Segundo Ícaro Moreno, presidente da Emop, “agimos de forma extremamente democrática, num trabalho de convencimento feito por equipes especializadas de Diagnóstico Social, para obter a compreensão da população atingida. Esse trabalho foi desenvolvido em duas vertentes principais: primeiro, que era preciso a relocação, para benefício de toda a comunidade, com a construção de equipamentos sociais. Segundo que, para isso, o Estado oferecia três opções para nova moradia – a transferência para novas unidades, indenização ou compra assistida”, afirmou.
Quanto à saúde, muitos moradores se queixam da falta de médicos na unidade de saúde recém inaugurada, que é uma das maiores no estado. A instalação, segundo informações da Secretaria de Estado de Saúde e Defesa Civil, está equipada com consultórios de pediatria, clínica médica e odontológica, farmácia, laboratório para a realização de exames e salas de raios-X, sutura, medicação e nebulização, além de 24 leitos. A reportagem testemunhou um pai saindo com o filho no colo sem atendimento, às 20h, por falta de pediatras.
Construção da linha férrea, nas proximidades da estação de trem do Manguinhos. Foto: Eduardo Sá/Fazendo Media.
A obra principal será a elevação da via férrea que corta a comunidade ao meio: a mão dupla da Av. Leopoldo Bulhões será divida em duas pistas, para a construção de um Parque Metropolitano com áreas de lazer por debaixo dos trilhos entre a Av. Leopoldo Bulhões e a Rua Uranos. Segundo trabalhadores da obra, a via ligará Benfica, por trás do conjunto habitacional, até a linha amarela em Bomsucesso.
Outros serviços, como asfaltamento das ruas e saneamento, também estão em andamento. A principal crítica dos moradores foi a instalação dos esgotos, que reaproveitou o sistema de água construído pelos moradores na formação da comunidade: vai tudo para o mesmo lugar, exceto os rios que também estão em obras.

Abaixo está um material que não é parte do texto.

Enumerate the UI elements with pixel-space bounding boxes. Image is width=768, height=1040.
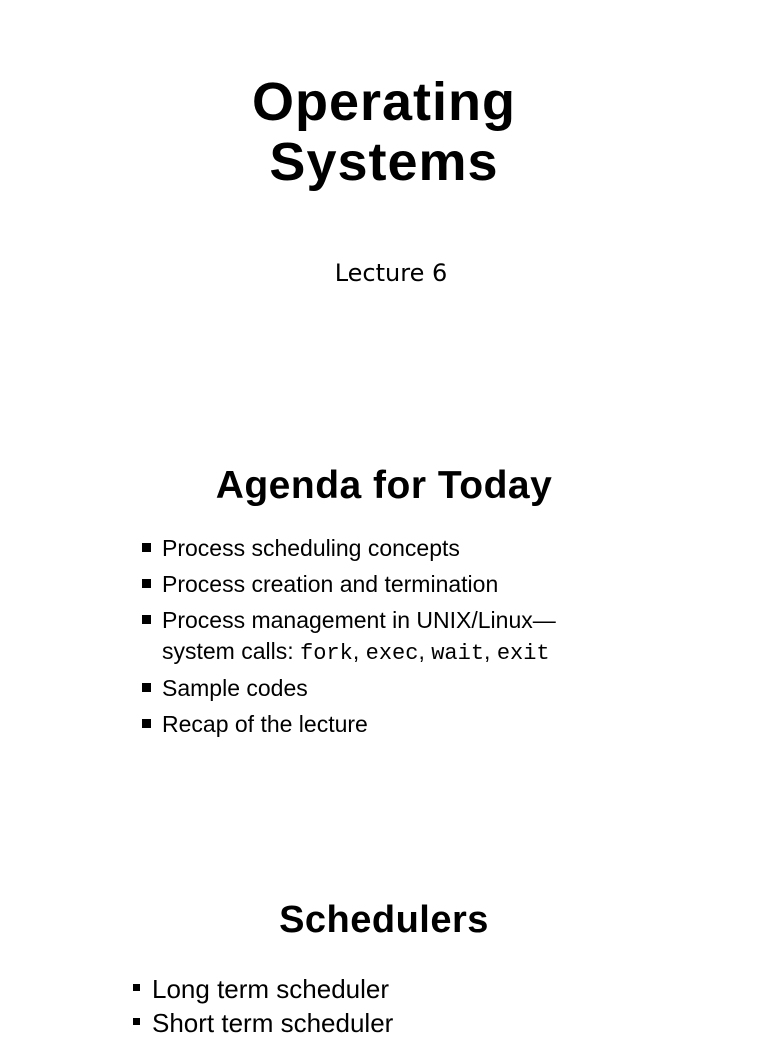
scheduler-item xyxy=(152,1006,672,1040)
code-wait: wait xyxy=(431,641,485,666)
agenda-item xyxy=(162,569,682,600)
schedulers-list xyxy=(152,972,672,1040)
square-bullet-icon xyxy=(142,719,151,728)
code-fork: fork xyxy=(300,641,353,666)
title-line-1: Operating xyxy=(251,72,517,132)
square-bullet-icon xyxy=(142,683,151,692)
square-bullet-icon xyxy=(142,579,151,588)
schedulers-title: Schedulers xyxy=(279,899,489,941)
square-bullet-icon xyxy=(133,984,140,991)
agenda-item-label: Process creation and termination xyxy=(162,571,499,597)
agenda-item xyxy=(162,533,682,564)
title-line-2: Systems xyxy=(269,132,499,192)
scheduler-item-label: Short term scheduler xyxy=(152,1008,394,1038)
agenda-item xyxy=(162,673,682,704)
agenda-item xyxy=(162,709,682,740)
agenda-item xyxy=(162,605,682,669)
comma-sep: , xyxy=(418,638,432,664)
agenda-item-label: Recap of the lecture xyxy=(162,711,368,737)
slide-title xyxy=(0,72,768,192)
code-exec: exec xyxy=(365,641,419,666)
lecture-subtitle: Lecture 6 xyxy=(334,259,448,287)
comma-sep: , xyxy=(484,638,497,664)
agenda-item-label: Sample codes xyxy=(162,675,308,701)
agenda-list xyxy=(162,533,682,745)
agenda-item-label: Process management in UNIX/Linux— xyxy=(162,607,556,633)
square-bullet-icon xyxy=(142,543,151,552)
agenda-title: Agenda for Today xyxy=(215,464,553,507)
syscalls-prefix: system calls: xyxy=(162,638,301,664)
agenda-item-label: Process scheduling concepts xyxy=(162,535,460,561)
scheduler-item-label: Long term scheduler xyxy=(152,974,390,1004)
code-exit: exit xyxy=(496,641,550,666)
square-bullet-icon xyxy=(142,615,151,624)
comma-sep: , xyxy=(352,638,366,664)
scheduler-item xyxy=(152,972,672,1006)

Quando chove, disseram, continua entupindo tudo. Moradores que trabalham em obras apontaram inadequações no projeto, como a utilização de canos pequenos, o que deverá apenas postergar os problemas.
A falta de informação e diálogo foi constante nos relatos, pois muitos não sabem o que vai acontecer, apesar do Comitê de Acompanhamento das Obras criado pelo governo com algumas lideranças locais se reunir com freqüência; para alguns, é um instrumento de cooptação, chapa branca. Algumas comunidades estão articuladas, criaram Comissões de Moradores, além das associações, todas as terças se reúnem na Fundação Oswaldo Cruz, vizinha de Manguinhos, para debater o PAC.
Para muitos, pior não poderia ficar, já que Manguinhos nunca foi alvo de políticas públicas. O principal elogio foi a geração de empregos – o PAC empregou cerca de duas mil pessoas nas obras, com remuneração entre um e três salários mínimos, incluindo muitas mulheres. A diminuição de operações policiais na região, por conta das obras, foi outra avaliação positiva recorrente. As pessoas que moram na beira dos rios Timbó e no Canal do Cunha, por exemplo, vão ter uma moradia decente em comparação com às que moravam.
(*) Com informações da reportagem de Marcelo Salles, na edição de fevereiro da revista Caros Amigos.